Visitation will be held Wednesday, Feb. 15 from 5 p.m. to 7 p.m. and services are Thursday, Feb. 16 at 10:30 a.m. all at St. John Baptist Church, 14549 8th St., Dade City. Internment will be at the Nation Cemetery in Bushnell.
She will be honored again Monday night when Zephyrhills Mayor Gene Whitfield presents her family with a proclamation acknowledging her achievements naming Feb. 16 as a day of remembrance for Miss Irene.
The proclamation states, “Miss Irene initiated efforts to rename 6th Avenue after Dr. King in 2003 and 2004 which resulted in the street’s dual naming and recognition of the contributions of the African American community to Zephyrhills and the United States.

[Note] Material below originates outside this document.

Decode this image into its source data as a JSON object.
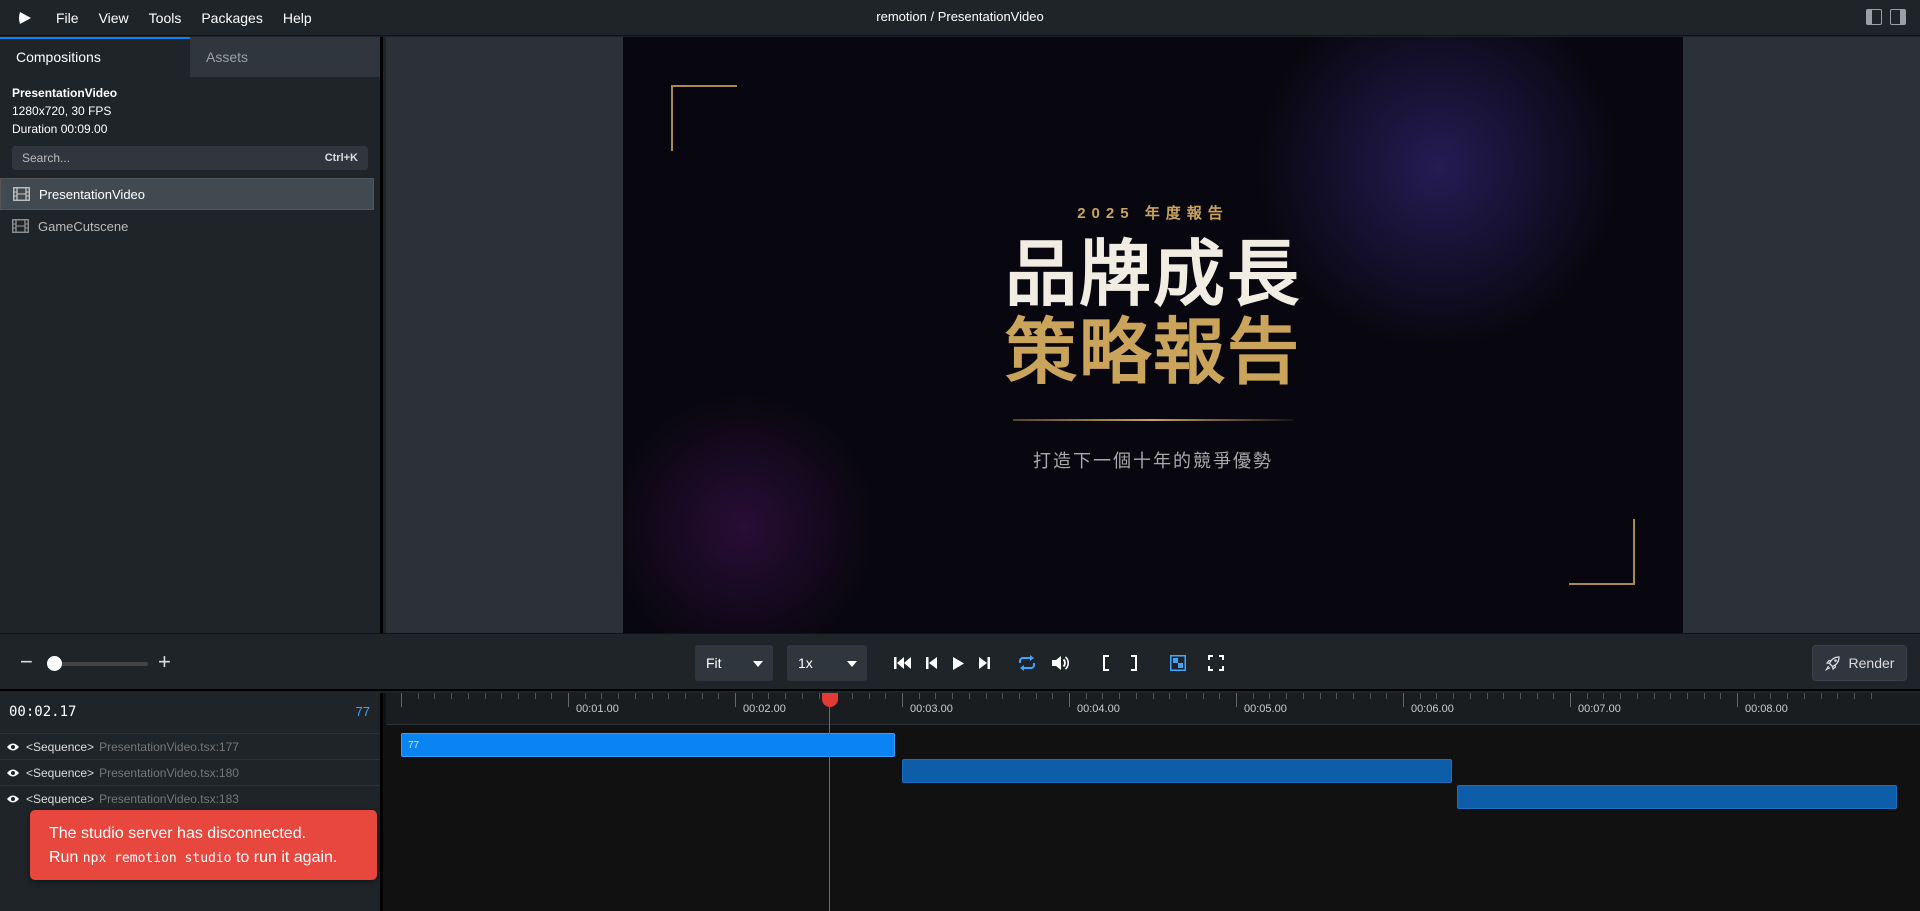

“The influence of Miss Irene opened doors and led to greater understanding and interaction among residents, with her serving as the conscience of the community.”
Everyone she meets, she takes the time to get to know them. She wants to know where they live and all about their families. She quick to ask how many “crumb crushers” (children) they have. She is all about family and she adopted everyone in the Quarters community.
“Miss Irene has been the community leader since before I was a kid,” said Jimmy Campbell, at last year’s Quarters Reunion. “She is the Queen of the Quarters. When nobody was attending the city meeting in our community, she went and pushed for roads to be paved in our neighborhood. She pushed to have 6th Avenue renamed to Martin Luther King Avenue.
“She stood up for all of us.”
Dobson’s courage and determination has set an example for everyone in the Quarters community and will live on.
“She inspired me and the others you see here,” Campbell said. “That’s why we do this. The reunion keeps everyone together and shows the strength of the community. We have people to come behind her to keep pushing for change.”